È così che si spiega il crollo, a esempio, dell'Unione Sovietica. Lo scontro pratico tra i due paesi egemoni, gli USA del capitalismo e l'URSS del comunismo, li ha condotti a potenziare, in linea di principio indefinitamente, i loro rispettivi armamenti nucleari, insieme alla scienza e la tecnologia necessarie. I Sovietici a un certo punto (in specie dopo il lancio da parte di Reagan del progetto di "scudo spaziale" o "guerre stellari") si sono resi conto che tener fermo lo scopo del comunismo avrebbe indebolito il mezzo: l'uso logora il mezzo e lo scopo è un limite al potenziamento che lo scontro pratico con lo scopo avverso continuamente richiede.
Mantenere fermo lo scopo del comunismo significava essere perdenti, continuare a potenziare il mezzo implicava lasciar tramontare lo scopo. Il dilemma faustiano, cui è destinata qualsiasi volontà etica, è stato sciolto a favore del potenziamento del mezzo.
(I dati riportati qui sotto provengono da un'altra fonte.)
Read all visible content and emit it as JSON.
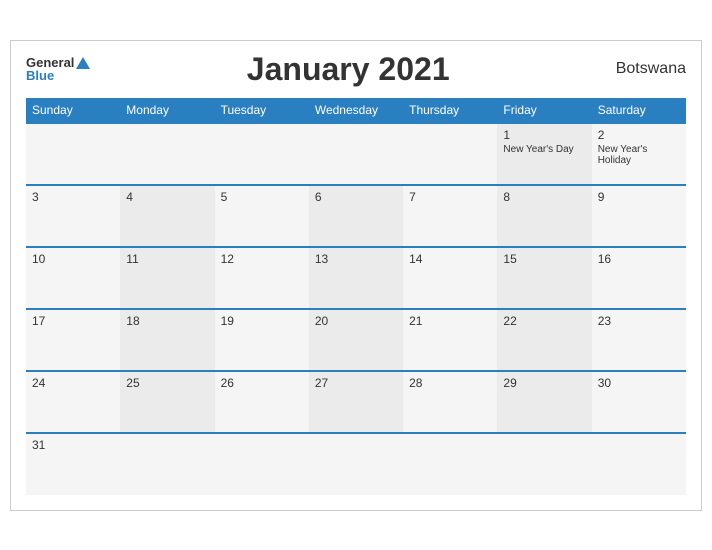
{
  "header": {
    "logo_general": "General",
    "logo_blue": "Blue",
    "title": "January 2021",
    "country": "Botswana"
  },
  "days_of_week": [
    "Sunday",
    "Monday",
    "Tuesday",
    "Wednesday",
    "Thursday",
    "Friday",
    "Saturday"
  ],
  "weeks": [
    [
      {
        "day": "",
        "holiday": ""
      },
      {
        "day": "",
        "holiday": ""
      },
      {
        "day": "",
        "holiday": ""
      },
      {
        "day": "",
        "holiday": ""
      },
      {
        "day": "",
        "holiday": ""
      },
      {
        "day": "1",
        "holiday": "New Year's Day"
      },
      {
        "day": "2",
        "holiday": "New Year's Holiday"
      }
    ],
    [
      {
        "day": "3",
        "holiday": ""
      },
      {
        "day": "4",
        "holiday": ""
      },
      {
        "day": "5",
        "holiday": ""
      },
      {
        "day": "6",
        "holiday": ""
      },
      {
        "day": "7",
        "holiday": ""
      },
      {
        "day": "8",
        "holiday": ""
      },
      {
        "day": "9",
        "holiday": ""
      }
    ],
    [
      {
        "day": "10",
        "holiday": ""
      },
      {
        "day": "11",
        "holiday": ""
      },
      {
        "day": "12",
        "holiday": ""
      },
      {
        "day": "13",
        "holiday": ""
      },
      {
        "day": "14",
        "holiday": ""
      },
      {
        "day": "15",
        "holiday": ""
      },
      {
        "day": "16",
        "holiday": ""
      }
    ],
    [
      {
        "day": "17",
        "holiday": ""
      },
      {
        "day": "18",
        "holiday": ""
      },
      {
        "day": "19",
        "holiday": ""
      },
      {
        "day": "20",
        "holiday": ""
      },
      {
        "day": "21",
        "holiday": ""
      },
      {
        "day": "22",
        "holiday": ""
      },
      {
        "day": "23",
        "holiday": ""
      }
    ],
    [
      {
        "day": "24",
        "holiday": ""
      },
      {
        "day": "25",
        "holiday": ""
      },
      {
        "day": "26",
        "holiday": ""
      },
      {
        "day": "27",
        "holiday": ""
      },
      {
        "day": "28",
        "holiday": ""
      },
      {
        "day": "29",
        "holiday": ""
      },
      {
        "day": "30",
        "holiday": ""
      }
    ],
    [
      {
        "day": "31",
        "holiday": ""
      },
      {
        "day": "",
        "holiday": ""
      },
      {
        "day": "",
        "holiday": ""
      },
      {
        "day": "",
        "holiday": ""
      },
      {
        "day": "",
        "holiday": ""
      },
      {
        "day": "",
        "holiday": ""
      },
      {
        "day": "",
        "holiday": ""
      }
    ]
  ]
}
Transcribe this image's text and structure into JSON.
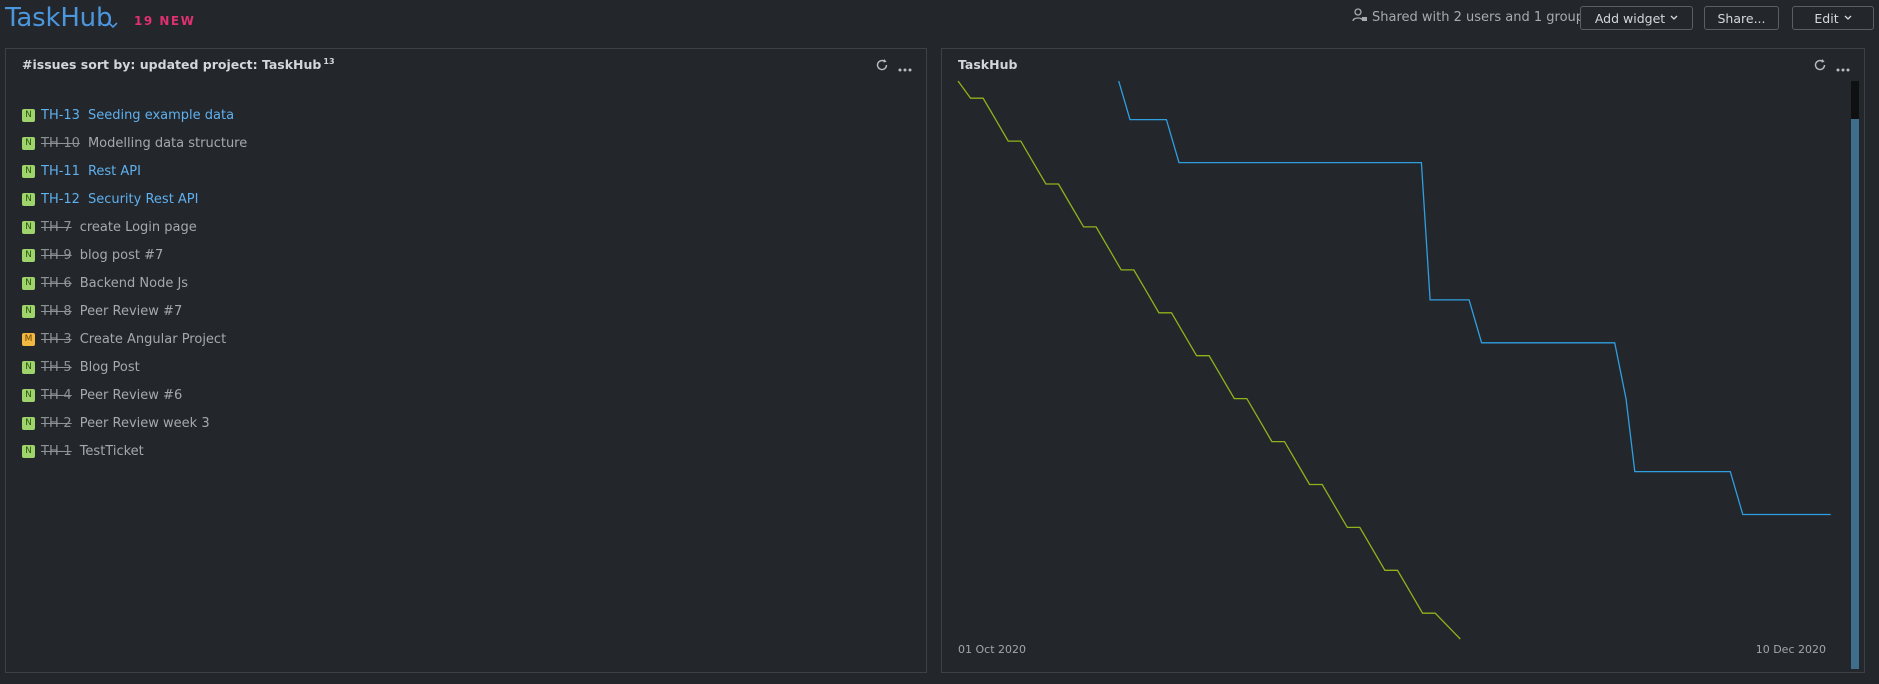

La Russia, non più comunista, è tuttora la seconda potenza militare del mondo. Insieme agli USA detiene circa il 95% degli armamenti nucleari coi quali è possibile distruggere il mondo, rendendo improbabile una terza guerra mondiale.
Se si volge lo sguardo all'insieme dell'apparato scientifico tecnologico del nostro tempo, tenendo presente la logica del rapporto mezzo scopo sopra succintamente esposta, allora ci si può rendere conto che la tendenza che viene a determinarsi, per effetto dell'azione delle differenti etiche in conflitto, è il continuo potenziamento della capacità della tecnica nel suo complesso di realizzare scopi: qualsiasi scopo di qualsiasi orientamento etico. Il che implica che questa crescita della potenza toglie a ogni scopo etico posto come primario la pretesa di escludere gli altri e dunque la sua supposta primarietà.
In altri termini e per concludere, ciò che Harvey sembra non considerare è che spesso più che le differenti etiche a cui comunemente guardiamo e con cui spieghiamo la realtà che ci circonda è la potenza della tecnica a dominare (1). Anche lo spazio urbano. È con questo che dovremmo misurarci, qualsiasi sia la nostra idea di città e di società.
Note
(1) Rigorose speculazioni, tra le più profonde e coerenti, intorno alla tecnica, in specie alla logica del rapporto mezzo scopo, si trovano in alcuni dei numerosi scritti di Emanuele Severino, quali a esempio: Gli abitatori del tempo. Cristianesimo, marxismo, tecnica (1978); Téchne. Le radici della violenza (1979); La tendenza fondamentale del nostro tempo (1988); Il declino del capitalismo (1993); Il destino della tecnica (1998); Tecnica e architettura (2003); Capitalismo senza futuro (2012); e (con Natalino Irti) Dialogo su diritto e tecnica (2001).